The publishing saga continues...
After I wrote my thesis (2nd novel) at Brooklyn College, I was employed at Rutgers teaching creative writing. I loved that job, commuted to New Brunswick and also to the Zen Buddhist Monastery where I had started living part-time. Okay, i had a mad crush on the main monk but it was also something I needed. I had not been able to stop grieving for my sister and all the rest of it. I was sober but life still felt like a burden.
I went for a healing weekend to the monastery with my angry Jewish boyfriend where we had sex in a hot tub which was a very bad thing but I also found myself drawn towards the practice despite the scary Japanese Roshi and all the crazy bowing and kneeling and chanting and sitting.
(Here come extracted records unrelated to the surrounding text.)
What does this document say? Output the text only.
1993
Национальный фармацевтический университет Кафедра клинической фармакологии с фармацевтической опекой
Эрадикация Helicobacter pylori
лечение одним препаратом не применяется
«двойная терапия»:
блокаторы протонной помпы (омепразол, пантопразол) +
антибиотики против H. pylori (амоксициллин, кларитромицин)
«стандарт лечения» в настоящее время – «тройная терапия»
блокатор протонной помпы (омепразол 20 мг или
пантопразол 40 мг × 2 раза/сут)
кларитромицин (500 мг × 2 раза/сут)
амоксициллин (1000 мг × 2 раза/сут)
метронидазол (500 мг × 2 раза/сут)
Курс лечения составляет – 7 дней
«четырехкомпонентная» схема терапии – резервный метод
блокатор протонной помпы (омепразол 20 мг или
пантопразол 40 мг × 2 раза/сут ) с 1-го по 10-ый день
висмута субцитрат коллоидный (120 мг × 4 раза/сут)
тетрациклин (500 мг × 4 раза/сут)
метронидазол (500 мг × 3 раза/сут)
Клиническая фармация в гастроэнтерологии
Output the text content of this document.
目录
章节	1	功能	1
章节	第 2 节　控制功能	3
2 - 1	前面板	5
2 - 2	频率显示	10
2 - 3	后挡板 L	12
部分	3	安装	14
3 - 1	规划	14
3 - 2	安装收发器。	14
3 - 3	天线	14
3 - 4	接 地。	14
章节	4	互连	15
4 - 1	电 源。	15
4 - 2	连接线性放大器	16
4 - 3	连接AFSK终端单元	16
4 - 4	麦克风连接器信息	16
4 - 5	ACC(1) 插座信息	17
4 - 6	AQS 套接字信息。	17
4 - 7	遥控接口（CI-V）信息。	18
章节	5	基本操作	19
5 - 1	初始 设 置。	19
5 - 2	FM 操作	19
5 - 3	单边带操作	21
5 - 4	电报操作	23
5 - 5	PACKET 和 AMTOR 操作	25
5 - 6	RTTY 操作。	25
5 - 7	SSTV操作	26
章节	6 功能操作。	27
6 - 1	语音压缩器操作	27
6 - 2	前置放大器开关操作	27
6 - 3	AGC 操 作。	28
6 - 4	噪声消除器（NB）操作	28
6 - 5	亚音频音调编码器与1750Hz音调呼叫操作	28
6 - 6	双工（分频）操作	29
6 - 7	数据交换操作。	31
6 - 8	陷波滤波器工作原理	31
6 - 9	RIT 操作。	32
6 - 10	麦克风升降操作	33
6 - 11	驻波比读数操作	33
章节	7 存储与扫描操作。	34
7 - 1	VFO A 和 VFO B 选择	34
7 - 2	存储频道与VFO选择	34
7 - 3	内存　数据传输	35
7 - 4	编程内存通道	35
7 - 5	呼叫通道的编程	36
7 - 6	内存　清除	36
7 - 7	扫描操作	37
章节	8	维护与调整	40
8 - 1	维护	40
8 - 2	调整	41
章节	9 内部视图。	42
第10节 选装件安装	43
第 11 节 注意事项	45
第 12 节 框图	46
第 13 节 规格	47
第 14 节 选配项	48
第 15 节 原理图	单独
I found peace there but I didn't write. I baked bread, I sat at the foot of my teacher while he played the Zen Flute, I fended off the advances of the prisoner of Zen, a druggie who was sent to the monastery instead of jail. I was happy, I was blank, my posture was great.
Something I realized about attachments and writing was why I left. I could see that my life as a serious Zen student might be incredibly rewarding but I didn't see how I'd manage to write. Conflict is an essential part of my writing practice and conflict was not encouraged in the Zendo. I also felt removed from the world and when I returned to New York while I could see the pain of those around me I felt distant and removed, poor qualities for a writer. I left the Monastery in a wild thunderstorm, driving down the mountain while lightning crashed.
Back in New York I taught a class at the College of New Rochelle in the South Bronx, ten older black women and one young man. They were wonderful students and we had a very good time together discussing essays and writing. The College was in a blighted area of New York. Walking down the streets I felt out of place despite work I had done in Bedford Stuyvesant when I was teaching in Brooklyn.
One afternoon I walked down the main street and heard from the radio that the Rodney King trial had ended with acquitting the white policemen that beat him nearly to death. As I continued to walk, there was a palpable sense of anger in the air. I heard people mutter things as I walked by and then this young African-American man started to follow me muttering "White bitch" under his breath. Just before I was about to ask for help, I felt the arm of someone in mine and looked to see one of my oldest students next to me. She had on an incredible hat.
"Come on, Molly," she said. "We'll do this together." She turned around and spoke to the young man as only a black grandmother could, chastising yet also acknowledging his fury.
"You come here for us," she said to me. "I'm not going to let you be insulted by ignorance."
I got married, pregnant, left New York for London, London for Dallas, Dallas for Chicago. I was called a "trailing spouse" on my husband's visa. Before the engagement, I had gone to the MLA and was flown down to Tallahassee to interview and then I was offered a job as an assistant professor in creative writing. I said no because...I was getting married, pregnant and he made more money. He didn't think commuting was practical and he'd been offered the middle column of the Wall Street Journal (front page). At the time I knew I was saying no to something I would never be offered again.
London was great. I rushed out 7 months pregnant and got a job teaching creative writing at a place called the CITY LIT that had serious students and students who were collecting the dole (unemployment) and could take the class for free. one man only wanted to write about "squirrels". At first I thought he said "girls" which seemed fine but later I realized it was in fact the other thing and that was a little weird. I also met a female movie producer who read my books and hired me to write a treatment and then a first draft for a film she was co-producing with an Irish producer who was responsible for that Indie hit last year called ONCE. I went to our first meeting about a week after Luke was born and his father brought him to the meeting snuggled up in the wraparound baby carrier we used.
"Oh my god," they said, "she's so hormonal."
"Maura Rua" was all about motherhood, Ireland's revolution, betrayal & war. It was about the mother's that gave birth to the soldiers that died. I wrote in a frenzy and they loved it. I wrote massive battle scenes and love scenes and scenes between Maura and her son that made my producers cry. We went to this movie people dinner club called GROUCHO'S and everyone around us was famous. I was told I was going to get rich and famous and asked how I felt.
I felt...dubious. My previous art life had taught me a number of things, mainly that terrible phrase about chicken counting. A few weeks into March, my baby's father asked me if I'd be willing to move to Dallas, Texas so he could become a bureau chief.
"Will I like it there?" I asked him, barely able to take my eyes off the baby.
"No," he said. "You'll hate it. People spend their time watching football, the women are all blond, there's no ocean and people drive everywhere."
"Is it what you want?"
Let me explain. In my life I had never sacrificed anything for a man. I thought this was a good chance to demonstrate my ability to be a wonderful wife, mother and a great writer. The mother part survived Dallas. The rest was buried in loneliness, anger and loss of identity.